Jornal Mundo Espírita

Dezembro de 2018 Número 1613 Ano 86

Uma família extraordinária

março/2018

A história de um menino que nasce com uma síndrome genética, cuja sequela é uma deformidade facial, é o pano de fundo para a emocionante história de uma família que envida todos os esforços visando lhe dar as melhores condições para uma vida feliz em sociedade.

Falamos da história de August (Auggie) Pullman, personagem central do livro Extraordinário, de autoria de R. J. Palacio, adaptado para as telas do cinema e que estreou, no início de dezembro [2017], no Brasil. No filme, além do drama vivido por Auggie, enfrentando todo tipo de medo, rejeição e preconceito, identificamos o imenso esforço de uma família preparando e amparando esse menino para que tenha uma vida o mais normal e o menos traumática possível. Esforços que lhes exigem amor, dedicação e abnegação extremas.
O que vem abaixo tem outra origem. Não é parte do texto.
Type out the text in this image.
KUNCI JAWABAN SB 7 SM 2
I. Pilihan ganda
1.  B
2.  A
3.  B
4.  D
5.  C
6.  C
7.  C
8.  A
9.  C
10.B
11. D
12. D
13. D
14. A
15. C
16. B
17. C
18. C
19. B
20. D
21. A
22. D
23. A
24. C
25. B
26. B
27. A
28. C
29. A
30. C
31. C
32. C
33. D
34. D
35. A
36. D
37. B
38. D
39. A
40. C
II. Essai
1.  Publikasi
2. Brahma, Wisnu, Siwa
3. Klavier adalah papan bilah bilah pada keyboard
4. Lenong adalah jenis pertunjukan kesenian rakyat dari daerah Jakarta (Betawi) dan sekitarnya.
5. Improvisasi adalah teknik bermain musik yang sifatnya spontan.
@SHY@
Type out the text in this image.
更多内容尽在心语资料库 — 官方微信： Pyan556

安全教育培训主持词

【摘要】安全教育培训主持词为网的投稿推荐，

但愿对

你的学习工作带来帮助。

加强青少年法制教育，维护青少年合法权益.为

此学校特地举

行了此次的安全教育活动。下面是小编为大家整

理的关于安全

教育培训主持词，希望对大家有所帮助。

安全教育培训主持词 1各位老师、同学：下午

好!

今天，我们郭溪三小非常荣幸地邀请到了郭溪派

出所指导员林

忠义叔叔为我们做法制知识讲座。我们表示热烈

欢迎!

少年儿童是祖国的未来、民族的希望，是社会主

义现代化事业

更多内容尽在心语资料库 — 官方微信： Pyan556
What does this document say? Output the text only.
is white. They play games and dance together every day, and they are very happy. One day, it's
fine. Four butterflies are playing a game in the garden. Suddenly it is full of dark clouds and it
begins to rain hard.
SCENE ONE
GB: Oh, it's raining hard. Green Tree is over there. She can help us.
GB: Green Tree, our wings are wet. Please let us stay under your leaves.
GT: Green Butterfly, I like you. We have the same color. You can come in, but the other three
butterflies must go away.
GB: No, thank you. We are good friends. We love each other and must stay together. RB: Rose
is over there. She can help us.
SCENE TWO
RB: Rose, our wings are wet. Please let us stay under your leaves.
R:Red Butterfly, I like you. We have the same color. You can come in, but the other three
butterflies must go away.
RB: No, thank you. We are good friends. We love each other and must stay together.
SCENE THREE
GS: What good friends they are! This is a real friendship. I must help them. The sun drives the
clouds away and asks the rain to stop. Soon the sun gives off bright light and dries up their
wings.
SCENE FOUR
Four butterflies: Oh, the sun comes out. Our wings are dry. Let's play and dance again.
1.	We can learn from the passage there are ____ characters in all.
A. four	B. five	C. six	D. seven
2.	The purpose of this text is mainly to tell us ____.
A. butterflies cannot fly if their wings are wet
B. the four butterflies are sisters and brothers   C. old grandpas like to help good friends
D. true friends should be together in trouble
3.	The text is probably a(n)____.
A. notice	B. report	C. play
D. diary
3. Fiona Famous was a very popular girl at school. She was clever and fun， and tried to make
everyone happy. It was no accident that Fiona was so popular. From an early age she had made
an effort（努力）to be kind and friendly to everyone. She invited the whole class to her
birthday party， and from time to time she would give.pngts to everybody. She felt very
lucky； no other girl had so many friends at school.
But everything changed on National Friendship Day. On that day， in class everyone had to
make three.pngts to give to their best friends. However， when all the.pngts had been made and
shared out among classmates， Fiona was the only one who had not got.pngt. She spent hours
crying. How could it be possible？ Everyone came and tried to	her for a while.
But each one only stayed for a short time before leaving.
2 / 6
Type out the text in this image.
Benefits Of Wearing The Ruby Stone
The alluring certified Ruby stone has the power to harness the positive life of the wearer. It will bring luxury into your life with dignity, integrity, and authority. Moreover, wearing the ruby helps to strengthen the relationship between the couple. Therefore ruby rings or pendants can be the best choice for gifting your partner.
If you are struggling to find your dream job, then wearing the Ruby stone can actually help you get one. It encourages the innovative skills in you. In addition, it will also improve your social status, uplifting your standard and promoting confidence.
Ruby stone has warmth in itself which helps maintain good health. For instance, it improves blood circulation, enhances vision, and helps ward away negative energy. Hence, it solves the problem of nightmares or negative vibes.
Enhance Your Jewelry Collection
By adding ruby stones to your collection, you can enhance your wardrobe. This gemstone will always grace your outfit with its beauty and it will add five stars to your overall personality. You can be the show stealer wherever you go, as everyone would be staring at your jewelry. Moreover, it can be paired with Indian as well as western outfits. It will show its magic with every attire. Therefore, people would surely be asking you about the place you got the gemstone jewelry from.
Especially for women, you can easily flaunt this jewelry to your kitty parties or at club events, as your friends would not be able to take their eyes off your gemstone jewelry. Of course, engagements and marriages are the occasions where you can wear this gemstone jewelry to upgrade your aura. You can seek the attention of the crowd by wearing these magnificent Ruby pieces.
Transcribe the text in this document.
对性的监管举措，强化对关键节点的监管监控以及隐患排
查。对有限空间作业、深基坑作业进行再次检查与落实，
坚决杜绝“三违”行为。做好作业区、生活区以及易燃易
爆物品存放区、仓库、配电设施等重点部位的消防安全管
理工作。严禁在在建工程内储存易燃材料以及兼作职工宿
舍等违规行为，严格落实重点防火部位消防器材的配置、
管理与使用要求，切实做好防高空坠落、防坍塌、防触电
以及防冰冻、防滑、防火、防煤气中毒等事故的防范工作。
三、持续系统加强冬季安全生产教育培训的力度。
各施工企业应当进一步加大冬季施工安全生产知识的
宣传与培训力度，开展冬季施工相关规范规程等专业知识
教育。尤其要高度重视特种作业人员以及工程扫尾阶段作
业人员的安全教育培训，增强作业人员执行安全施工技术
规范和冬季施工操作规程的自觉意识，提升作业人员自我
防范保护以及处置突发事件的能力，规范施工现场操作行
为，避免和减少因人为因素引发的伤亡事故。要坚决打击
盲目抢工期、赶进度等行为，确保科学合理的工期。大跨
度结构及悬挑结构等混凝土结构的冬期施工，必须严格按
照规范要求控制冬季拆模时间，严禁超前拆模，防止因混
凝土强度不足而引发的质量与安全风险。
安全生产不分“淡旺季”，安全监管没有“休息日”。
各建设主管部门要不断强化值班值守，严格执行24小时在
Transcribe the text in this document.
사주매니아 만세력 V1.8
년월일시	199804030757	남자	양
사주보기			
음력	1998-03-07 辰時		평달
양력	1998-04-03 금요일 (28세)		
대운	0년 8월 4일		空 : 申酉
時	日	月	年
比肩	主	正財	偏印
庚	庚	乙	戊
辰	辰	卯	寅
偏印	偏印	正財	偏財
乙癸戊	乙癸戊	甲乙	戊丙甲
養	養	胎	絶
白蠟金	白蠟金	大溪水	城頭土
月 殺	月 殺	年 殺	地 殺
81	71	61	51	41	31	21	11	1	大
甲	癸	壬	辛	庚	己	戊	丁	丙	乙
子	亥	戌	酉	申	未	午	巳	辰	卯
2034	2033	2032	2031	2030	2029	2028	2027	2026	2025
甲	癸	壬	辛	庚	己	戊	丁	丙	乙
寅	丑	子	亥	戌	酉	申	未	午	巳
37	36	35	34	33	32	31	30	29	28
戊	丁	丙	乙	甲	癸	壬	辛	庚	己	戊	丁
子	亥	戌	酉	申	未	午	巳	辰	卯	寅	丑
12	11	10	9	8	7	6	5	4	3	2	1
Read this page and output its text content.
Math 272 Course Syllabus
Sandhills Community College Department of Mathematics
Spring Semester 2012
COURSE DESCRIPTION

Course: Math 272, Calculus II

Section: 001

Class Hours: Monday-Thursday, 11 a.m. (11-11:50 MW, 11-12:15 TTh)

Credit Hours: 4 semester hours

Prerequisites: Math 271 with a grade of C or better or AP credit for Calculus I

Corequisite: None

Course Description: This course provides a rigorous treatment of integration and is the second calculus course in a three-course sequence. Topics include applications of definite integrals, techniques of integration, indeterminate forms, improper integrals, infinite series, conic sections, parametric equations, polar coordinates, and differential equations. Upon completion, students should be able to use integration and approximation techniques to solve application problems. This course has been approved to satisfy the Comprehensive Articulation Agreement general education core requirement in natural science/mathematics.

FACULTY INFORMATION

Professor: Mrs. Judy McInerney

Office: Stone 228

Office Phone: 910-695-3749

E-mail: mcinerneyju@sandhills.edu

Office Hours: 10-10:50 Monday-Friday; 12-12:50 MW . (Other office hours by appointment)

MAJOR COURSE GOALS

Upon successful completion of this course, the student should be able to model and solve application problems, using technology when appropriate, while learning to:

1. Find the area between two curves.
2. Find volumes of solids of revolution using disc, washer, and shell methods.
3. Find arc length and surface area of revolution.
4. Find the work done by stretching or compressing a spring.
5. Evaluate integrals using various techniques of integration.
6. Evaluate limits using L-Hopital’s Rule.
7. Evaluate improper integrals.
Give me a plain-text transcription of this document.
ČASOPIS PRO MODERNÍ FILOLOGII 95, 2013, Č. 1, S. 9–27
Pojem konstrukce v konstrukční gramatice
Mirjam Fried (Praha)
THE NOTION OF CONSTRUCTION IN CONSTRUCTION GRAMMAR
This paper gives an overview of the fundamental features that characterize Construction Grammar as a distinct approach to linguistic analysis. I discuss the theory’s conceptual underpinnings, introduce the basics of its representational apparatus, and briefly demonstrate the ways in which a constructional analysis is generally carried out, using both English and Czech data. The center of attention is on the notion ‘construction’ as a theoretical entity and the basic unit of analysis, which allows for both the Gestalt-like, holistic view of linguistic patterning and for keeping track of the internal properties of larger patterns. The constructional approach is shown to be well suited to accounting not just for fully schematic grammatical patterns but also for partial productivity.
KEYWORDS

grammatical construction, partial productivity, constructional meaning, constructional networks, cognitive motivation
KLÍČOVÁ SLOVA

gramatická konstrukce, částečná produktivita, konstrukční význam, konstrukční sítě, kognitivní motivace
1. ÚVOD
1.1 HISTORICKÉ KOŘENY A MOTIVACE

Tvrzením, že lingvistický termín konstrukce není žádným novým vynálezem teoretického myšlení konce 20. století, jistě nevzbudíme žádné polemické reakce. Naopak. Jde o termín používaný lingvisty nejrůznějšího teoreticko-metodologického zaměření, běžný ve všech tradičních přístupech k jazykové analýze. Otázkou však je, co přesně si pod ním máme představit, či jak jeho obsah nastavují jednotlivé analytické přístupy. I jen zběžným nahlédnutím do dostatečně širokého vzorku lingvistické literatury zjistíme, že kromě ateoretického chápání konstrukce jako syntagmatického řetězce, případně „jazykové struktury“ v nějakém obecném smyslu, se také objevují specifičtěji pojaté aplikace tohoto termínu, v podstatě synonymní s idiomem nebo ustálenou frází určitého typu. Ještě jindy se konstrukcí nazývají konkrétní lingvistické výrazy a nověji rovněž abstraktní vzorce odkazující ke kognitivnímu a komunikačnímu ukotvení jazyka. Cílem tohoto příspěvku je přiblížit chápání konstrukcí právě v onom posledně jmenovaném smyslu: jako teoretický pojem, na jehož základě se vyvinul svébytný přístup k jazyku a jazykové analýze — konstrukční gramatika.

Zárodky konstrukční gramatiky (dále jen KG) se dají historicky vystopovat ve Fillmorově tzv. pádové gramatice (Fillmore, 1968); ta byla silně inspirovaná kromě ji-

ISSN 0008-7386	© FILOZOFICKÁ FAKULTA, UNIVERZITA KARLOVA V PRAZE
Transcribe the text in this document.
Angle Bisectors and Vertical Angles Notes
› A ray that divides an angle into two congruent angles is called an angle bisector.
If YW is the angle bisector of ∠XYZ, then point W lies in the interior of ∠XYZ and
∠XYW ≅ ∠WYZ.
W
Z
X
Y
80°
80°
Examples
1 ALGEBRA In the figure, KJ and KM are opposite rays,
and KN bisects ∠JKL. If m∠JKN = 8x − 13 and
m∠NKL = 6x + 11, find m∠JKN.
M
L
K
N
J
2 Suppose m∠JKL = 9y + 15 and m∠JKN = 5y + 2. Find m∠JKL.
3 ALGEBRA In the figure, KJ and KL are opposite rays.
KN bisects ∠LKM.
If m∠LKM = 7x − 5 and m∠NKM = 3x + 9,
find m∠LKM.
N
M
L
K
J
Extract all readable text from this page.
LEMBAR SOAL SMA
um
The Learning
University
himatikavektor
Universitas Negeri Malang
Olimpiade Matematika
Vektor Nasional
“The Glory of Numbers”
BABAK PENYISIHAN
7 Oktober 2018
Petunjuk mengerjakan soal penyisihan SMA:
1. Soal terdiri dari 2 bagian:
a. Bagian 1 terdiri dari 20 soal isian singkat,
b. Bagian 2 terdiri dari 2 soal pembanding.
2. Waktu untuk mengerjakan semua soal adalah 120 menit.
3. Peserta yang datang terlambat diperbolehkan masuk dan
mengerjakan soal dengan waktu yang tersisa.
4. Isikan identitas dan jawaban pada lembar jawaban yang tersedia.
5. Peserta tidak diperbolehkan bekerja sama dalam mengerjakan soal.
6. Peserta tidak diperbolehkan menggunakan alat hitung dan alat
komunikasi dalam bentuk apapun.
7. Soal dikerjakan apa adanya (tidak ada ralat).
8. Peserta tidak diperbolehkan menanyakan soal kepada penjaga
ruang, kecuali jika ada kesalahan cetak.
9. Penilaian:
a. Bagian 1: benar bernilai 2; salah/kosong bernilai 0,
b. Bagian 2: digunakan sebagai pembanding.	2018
August é o Sol. Eu, a mamãe e o papai giramos em volta dele. Esta é uma das falas de Via, sua irmã, que percebeu, desde pequenina, que aquele irmãozinho, fruto de um de seus pedidos de aniversário, tinha necessidades muito especiais, que exigiriam dela maior independência e maturidade para compreendê-lo, defendê-lo e também abrir mão de grande parte da atenção e cuidado de seus pais, que teriam de ser direcionados para ele. Via não é o ser perfeito que não sofre com a situação, mas é o retrato do olhar e da ação cristã que sabe enxergar a necessidade do próximo, abrindo mão das suas próprias; feliz por cumprir o papel que lhe cabe no contexto.

Isabel, a mãe de August, deixa de lado a profissão de ilustradora de livros infantis, interrompe sua dissertação de mestrado e passa a se dedicar em tempo integral aos cuidados do filho, logo após seu nascimento. São dias e noites de preocupação e dedicação intensas, vividas entre sua casa e o hospital, onde Auggie passou por vinte e sete cirurgias plásticas de reconstrução facial. Visando protegê-lo, mas sem descuidar de seu futuro, lhe dá aulas em casa até os dez anos. Apesar de todo o cuidado, tem a coragem de convencer o marido e o próprio filho de que ele precisaria frequentar uma escola, pois necessitava aprender mais do que ela podia ensinar. Com certeza, não se referindo somente ao conteúdo intelectual mas, sobretudo, ao aprendizado de vida que se fazia necessário, enfrentando o mundo que o aguardava.

Ela é a mãe que relega a segundo plano seus desejos, dedicando-se quase que exclusivamente aos cuidados da família, em particular ao filho. A mãe que, apesar de toda a dificuldade da situação vivida, consegue fazer graça ao dramatizar para o filho a aventura que foi o seu nascimento. Uma mãe que sofre, quando percebe que a filha cresceu e que muitas lacunas ficaram no relacionamento entre elas. Uma mulher que ama aos filhos e ao marido, compartilhando com ele as angústias e as vitórias de cada novo dia.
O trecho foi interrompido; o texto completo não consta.